Death traps are a key aspect to any security system/entertainment center at your secret base. We at FOUL take great pride in customizing your portfolio to accommodate a wide variety of tastes and styles, from your basic poison gas traps to your more elaborate laser-labyrinths, fun-house pitfalls, and the ever-popular monster-in-a-pit.
However, we do caution new clients from going overboard on the bells and whistles. Death traps are, frankly, rarely used and can be an enormous expense. Feeding pit monsters alone can cost millions every year, not even including the cost of handlers, trainers, and behavioral specialists. We do not offer refunds on any death trap that fails to operate or is turned against its owner–responsible use and deployment of these traps is YOUR responsibility.
The Doomsday Device
Of course, no portfolio would be complete without options for financing your own personal doomsday device. Naturally, we at FOUL are in the business of fulfilling your dreams for world domination, and we hesitate to place limitations on your creativity and ambition in this regard. However, we do have to remind you that we will not finance any device that blows up the planet Earth itself. FOUL has significant holdings on planet Earth and we cannot support its outright destruction. We are totally on-board, however, for enslaving, obliterating, ethnically cleansing, bombarding, extorting, or conquering any portion of the globe. This limitation strikes us as reasonable and also good business.
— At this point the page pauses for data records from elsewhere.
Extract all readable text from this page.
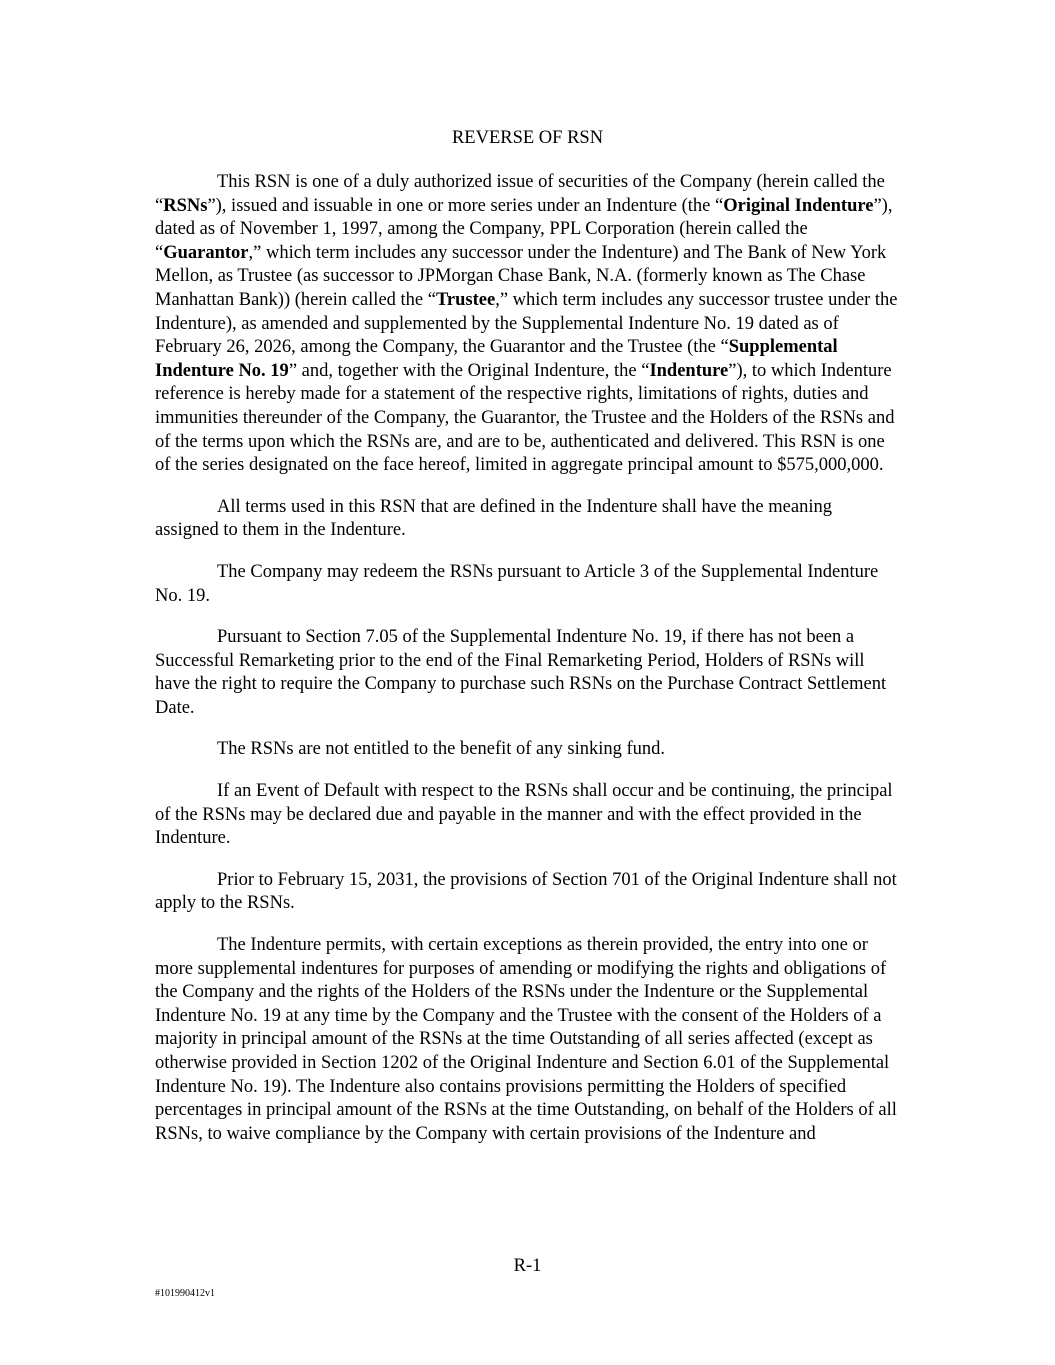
REVERSE OF RSN

This RSN is one of a duly authorized issue of securities of the Company (herein called the “RSNs”), issued and issuable in one or more series under an Indenture (the “Original Indenture”), dated as of November 1, 1997, among the Company, PPL Corporation (herein called the “Guarantor,” which term includes any successor under the Indenture) and The Bank of New York Mellon, as Trustee (as successor to JPMorgan Chase Bank, N.A. (formerly known as The Chase Manhattan Bank)) (herein called the “Trustee,” which term includes any successor trustee under the Indenture), as amended and supplemented by the Supplemental Indenture No. 19 dated as of February 26, 2026, among the Company, the Guarantor and the Trustee (the “Supplemental Indenture No. 19” and, together with the Original Indenture, the “Indenture”), to which Indenture reference is hereby made for a statement of the respective rights, limitations of rights, duties and immunities thereunder of the Company, the Guarantor, the Trustee and the Holders of the RSNs and of the terms upon which the RSNs are, and are to be, authenticated and delivered. This RSN is one of the series designated on the face hereof, limited in aggregate principal amount to $575,000,000.

All terms used in this RSN that are defined in the Indenture shall have the meaning assigned to them in the Indenture.

The Company may redeem the RSNs pursuant to Article 3 of the Supplemental Indenture No. 19.

Pursuant to Section 7.05 of the Supplemental Indenture No. 19, if there has not been a Successful Remarketing prior to the end of the Final Remarketing Period, Holders of RSNs will have the right to require the Company to purchase such RSNs on the Purchase Contract Settlement Date.

The RSNs are not entitled to the benefit of any sinking fund.

If an Event of Default with respect to the RSNs shall occur and be continuing, the principal of the RSNs may be declared due and payable in the manner and with the effect provided in the Indenture.

Prior to February 15, 2031, the provisions of Section 701 of the Original Indenture shall not apply to the RSNs.

The Indenture permits, with certain exceptions as therein provided, the entry into one or more supplemental indentures for purposes of amending or modifying the rights and obligations of the Company and the rights of the Holders of the RSNs under the Indenture or the Supplemental Indenture No. 19 at any time by the Company and the Trustee with the consent of the Holders of a majority in principal amount of the RSNs at the time Outstanding of all series affected (except as otherwise provided in Section 1202 of the Original Indenture and Section 6.01 of the Supplemental Indenture No. 19). The Indenture also contains provisions permitting the Holders of specified percentages in principal amount of the RSNs at the time Outstanding, on behalf of the Holders of all RSNs, to waive compliance by the Company with certain provisions of the Indenture and

R-1
#101990412v1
All schematics for doomsday devices must be approved by an engineer of our choosing prior to funds being released. This engineer is immediately shot after viewing these plans and delivering his or her report, so full discretion is assured. Proof of their decease is available upon request, though taxidermy costs extra. Currently we are offering discounts to any and all doomsday devices that run on a slow countdown with periodic PA announcements.
We here at FOUL wish you all the best and hope that we can be of service financing your evil schemes. Please keep in mind that the pounding of your heart at this juncture is likely the early stages of the poison affecting you. We suggest burning this portion of the portfolio now in order to maintain consciousness for sufficient time to peruse the rest. Thank you, and we look forward to hearing from you.